Admissions scam sending CEO to jail
BOSTON — Most of the parents charged in the nation’s largest college admissions scandal were accused of paying to cheat on admissions exams or bribing coaches to get one child into college, or perhaps two.
But prosecutors said Douglas Hodge, retired CEO of bond giant Pimco, was in a different class, paying bribes to get no fewer than four of his seven children into elite schools and attempting to do so with a fifth child.
On Friday, a federal judge sentenced Hodge, who pleaded guilty to two counts — money laundering conspiracy and conspiracy to commit mail and wire fraud and honest services mail and wire fraud — to nine months in prison. It was the heaviest punishment for any parent who has been sentenced in the admissions scandal, though it fell considerably short of the two years that prosecutors had recommended.
The judge said that were it not for Hodge’s record of philanthropy and other good works, he would have sentenced him to more than a year in prison.
Twenty parents have pleaded guilty, and now 14 have been sentenced, with punishments for the other parents ranging from no prison time to six months behind bars. An additional 15 parents have pleaded not guilty.

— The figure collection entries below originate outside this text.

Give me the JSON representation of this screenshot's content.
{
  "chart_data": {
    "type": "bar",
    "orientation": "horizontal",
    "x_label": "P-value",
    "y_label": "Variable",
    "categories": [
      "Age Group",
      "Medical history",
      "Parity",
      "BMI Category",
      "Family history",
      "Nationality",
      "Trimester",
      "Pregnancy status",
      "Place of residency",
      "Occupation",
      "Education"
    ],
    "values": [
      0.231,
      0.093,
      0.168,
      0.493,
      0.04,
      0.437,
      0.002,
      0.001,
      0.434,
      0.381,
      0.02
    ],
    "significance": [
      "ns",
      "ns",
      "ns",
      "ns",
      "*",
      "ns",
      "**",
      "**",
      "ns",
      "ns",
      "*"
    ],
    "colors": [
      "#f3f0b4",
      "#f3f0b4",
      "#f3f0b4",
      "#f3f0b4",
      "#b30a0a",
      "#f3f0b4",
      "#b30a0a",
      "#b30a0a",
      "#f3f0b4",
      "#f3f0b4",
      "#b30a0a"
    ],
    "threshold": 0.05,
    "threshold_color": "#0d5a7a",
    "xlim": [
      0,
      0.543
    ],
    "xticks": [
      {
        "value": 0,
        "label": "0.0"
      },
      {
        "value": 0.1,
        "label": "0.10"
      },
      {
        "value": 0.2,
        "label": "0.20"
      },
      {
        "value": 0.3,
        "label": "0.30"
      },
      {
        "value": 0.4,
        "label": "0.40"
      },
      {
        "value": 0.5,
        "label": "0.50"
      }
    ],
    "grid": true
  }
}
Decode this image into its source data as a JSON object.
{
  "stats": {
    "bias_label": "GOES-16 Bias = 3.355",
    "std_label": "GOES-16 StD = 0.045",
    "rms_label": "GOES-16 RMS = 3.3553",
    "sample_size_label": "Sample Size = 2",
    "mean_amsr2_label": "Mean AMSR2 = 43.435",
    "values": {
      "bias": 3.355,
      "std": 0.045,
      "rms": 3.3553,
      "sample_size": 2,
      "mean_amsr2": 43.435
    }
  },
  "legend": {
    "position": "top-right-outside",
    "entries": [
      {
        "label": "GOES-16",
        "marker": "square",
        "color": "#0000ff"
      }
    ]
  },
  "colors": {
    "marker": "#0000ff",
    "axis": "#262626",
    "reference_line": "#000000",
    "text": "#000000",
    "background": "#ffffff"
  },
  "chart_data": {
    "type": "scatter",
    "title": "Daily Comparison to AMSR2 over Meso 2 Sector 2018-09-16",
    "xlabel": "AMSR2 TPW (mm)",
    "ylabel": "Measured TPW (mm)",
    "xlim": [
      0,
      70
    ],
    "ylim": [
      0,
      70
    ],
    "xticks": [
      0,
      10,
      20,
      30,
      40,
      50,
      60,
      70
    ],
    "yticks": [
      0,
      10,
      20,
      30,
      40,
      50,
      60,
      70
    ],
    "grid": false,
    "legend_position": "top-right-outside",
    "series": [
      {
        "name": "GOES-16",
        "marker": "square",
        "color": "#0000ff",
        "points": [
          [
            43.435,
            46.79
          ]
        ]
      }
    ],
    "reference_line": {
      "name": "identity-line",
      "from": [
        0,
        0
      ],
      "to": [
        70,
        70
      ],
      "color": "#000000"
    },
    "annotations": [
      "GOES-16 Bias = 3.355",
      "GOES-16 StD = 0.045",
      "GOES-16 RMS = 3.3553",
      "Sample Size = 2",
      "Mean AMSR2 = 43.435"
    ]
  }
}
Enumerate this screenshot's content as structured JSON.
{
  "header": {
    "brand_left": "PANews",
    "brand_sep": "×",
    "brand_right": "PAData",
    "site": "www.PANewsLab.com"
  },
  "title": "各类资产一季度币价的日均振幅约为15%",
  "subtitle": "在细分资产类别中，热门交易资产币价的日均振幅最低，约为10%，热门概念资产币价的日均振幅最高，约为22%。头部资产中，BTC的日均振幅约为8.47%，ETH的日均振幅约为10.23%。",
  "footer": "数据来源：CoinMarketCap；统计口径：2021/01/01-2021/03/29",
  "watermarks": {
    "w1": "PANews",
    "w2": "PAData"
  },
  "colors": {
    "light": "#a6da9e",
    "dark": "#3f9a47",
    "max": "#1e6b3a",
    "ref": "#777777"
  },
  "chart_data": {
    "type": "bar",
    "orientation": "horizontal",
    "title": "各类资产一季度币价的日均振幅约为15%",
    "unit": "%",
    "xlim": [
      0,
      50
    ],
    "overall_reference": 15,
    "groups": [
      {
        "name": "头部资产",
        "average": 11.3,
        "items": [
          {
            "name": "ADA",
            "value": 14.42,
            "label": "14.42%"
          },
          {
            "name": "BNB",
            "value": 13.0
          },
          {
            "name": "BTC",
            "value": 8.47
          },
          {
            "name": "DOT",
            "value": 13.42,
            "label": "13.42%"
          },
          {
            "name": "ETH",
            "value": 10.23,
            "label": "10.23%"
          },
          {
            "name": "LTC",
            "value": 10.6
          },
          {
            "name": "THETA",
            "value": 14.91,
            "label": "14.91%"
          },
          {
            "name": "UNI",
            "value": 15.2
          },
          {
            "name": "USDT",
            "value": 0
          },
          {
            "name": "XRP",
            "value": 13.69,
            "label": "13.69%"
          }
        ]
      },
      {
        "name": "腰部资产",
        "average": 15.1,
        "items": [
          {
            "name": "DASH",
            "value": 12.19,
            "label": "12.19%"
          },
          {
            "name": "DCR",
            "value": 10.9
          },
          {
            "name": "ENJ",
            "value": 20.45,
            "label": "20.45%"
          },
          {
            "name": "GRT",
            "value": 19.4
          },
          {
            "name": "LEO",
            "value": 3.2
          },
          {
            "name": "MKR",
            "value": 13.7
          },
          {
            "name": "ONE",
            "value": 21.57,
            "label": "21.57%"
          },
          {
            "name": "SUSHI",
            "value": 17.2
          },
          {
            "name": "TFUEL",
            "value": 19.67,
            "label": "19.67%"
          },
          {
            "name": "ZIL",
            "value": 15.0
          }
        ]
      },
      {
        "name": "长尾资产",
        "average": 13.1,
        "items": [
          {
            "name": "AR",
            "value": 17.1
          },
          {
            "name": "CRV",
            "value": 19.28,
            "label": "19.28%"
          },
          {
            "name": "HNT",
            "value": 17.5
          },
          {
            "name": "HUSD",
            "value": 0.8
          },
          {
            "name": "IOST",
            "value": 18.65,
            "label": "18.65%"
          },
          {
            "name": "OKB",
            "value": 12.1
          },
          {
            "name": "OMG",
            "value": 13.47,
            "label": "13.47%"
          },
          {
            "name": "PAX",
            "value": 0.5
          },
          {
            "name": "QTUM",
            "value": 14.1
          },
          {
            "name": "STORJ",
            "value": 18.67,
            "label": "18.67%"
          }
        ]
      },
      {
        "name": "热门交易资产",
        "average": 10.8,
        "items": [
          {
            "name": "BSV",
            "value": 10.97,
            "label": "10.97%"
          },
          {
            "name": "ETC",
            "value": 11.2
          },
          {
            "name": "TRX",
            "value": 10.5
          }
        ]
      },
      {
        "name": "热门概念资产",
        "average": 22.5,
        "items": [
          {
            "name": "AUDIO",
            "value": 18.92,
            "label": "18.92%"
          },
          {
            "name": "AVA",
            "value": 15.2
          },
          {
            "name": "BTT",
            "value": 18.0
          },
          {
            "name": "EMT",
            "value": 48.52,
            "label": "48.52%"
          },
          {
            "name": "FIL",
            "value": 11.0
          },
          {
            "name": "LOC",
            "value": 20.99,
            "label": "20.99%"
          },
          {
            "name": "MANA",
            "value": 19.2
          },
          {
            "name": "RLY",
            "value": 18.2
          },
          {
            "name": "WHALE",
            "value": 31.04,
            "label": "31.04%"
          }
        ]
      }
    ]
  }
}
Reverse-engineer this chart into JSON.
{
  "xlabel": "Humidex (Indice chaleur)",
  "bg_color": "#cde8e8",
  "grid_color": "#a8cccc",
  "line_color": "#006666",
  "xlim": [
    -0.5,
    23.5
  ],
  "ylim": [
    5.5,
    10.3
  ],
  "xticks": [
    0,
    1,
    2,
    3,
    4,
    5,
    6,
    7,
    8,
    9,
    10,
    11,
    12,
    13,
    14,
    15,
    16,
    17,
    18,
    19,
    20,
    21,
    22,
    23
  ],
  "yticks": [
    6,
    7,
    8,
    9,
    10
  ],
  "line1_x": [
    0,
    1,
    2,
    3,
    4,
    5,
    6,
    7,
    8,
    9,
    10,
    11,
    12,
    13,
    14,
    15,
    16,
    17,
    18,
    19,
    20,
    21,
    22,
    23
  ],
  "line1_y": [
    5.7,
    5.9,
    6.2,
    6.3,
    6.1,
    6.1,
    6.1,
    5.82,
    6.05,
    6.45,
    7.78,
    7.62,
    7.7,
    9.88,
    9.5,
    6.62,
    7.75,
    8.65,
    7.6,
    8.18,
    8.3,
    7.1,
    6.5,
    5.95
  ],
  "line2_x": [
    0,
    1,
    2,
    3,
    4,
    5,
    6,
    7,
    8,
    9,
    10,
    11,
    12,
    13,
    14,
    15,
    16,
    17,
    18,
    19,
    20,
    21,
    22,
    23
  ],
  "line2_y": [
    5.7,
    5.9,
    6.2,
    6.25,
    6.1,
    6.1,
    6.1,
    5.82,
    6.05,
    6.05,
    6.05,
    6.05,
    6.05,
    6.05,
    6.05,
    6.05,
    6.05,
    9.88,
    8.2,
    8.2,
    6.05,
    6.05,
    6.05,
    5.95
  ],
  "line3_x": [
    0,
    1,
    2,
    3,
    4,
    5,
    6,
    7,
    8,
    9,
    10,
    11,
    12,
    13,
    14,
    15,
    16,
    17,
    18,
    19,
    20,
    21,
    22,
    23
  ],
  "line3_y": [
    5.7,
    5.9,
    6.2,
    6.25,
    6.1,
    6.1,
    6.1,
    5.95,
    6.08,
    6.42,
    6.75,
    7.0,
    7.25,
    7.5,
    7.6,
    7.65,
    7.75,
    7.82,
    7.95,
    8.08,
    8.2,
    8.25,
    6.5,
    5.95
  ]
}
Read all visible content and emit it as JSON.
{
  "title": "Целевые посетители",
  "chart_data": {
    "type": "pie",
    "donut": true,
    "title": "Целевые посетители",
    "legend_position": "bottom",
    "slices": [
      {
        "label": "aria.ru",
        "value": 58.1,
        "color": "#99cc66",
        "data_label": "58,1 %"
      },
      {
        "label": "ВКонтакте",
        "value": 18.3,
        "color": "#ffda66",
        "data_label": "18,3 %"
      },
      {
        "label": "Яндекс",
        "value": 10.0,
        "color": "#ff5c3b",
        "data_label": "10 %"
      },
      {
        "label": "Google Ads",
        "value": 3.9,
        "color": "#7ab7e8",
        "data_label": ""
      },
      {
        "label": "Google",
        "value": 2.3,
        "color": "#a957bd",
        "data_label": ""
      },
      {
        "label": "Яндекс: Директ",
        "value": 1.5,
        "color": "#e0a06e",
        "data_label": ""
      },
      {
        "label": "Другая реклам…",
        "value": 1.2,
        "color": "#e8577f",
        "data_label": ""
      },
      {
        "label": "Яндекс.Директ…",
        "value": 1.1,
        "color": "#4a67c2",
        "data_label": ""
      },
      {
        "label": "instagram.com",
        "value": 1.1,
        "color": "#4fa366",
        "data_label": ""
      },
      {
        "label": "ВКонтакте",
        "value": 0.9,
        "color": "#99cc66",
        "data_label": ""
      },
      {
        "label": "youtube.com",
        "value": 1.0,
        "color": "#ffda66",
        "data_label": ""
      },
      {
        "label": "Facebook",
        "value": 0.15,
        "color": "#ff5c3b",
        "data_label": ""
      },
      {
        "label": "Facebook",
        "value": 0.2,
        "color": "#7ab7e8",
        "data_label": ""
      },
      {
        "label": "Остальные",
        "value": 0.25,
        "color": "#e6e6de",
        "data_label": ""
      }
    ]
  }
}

Over more than a decade, prosecutors said, Hodge paid $850,000 in bribes — $325,000 to a Georgetown University tennis coach to have his eldest daughter and son admitted to that school as tennis recruits and $525,000 to have another daughter and son admitted to the University of
Southern California as recruits in soccer and football with fabricated qualifications.
At least three of Hodge’s children have already graduated from the schools they were admitted to. Prosecutors said three of Hodge’s children had gained some insight into the scheme when it was happening. Hodge and his lawyers said his children were unaware and not involved.
Hodge’s lawyers described how Hodge gave away more than $30 million to causes including charter schools in California and an orphanage in Cambodia.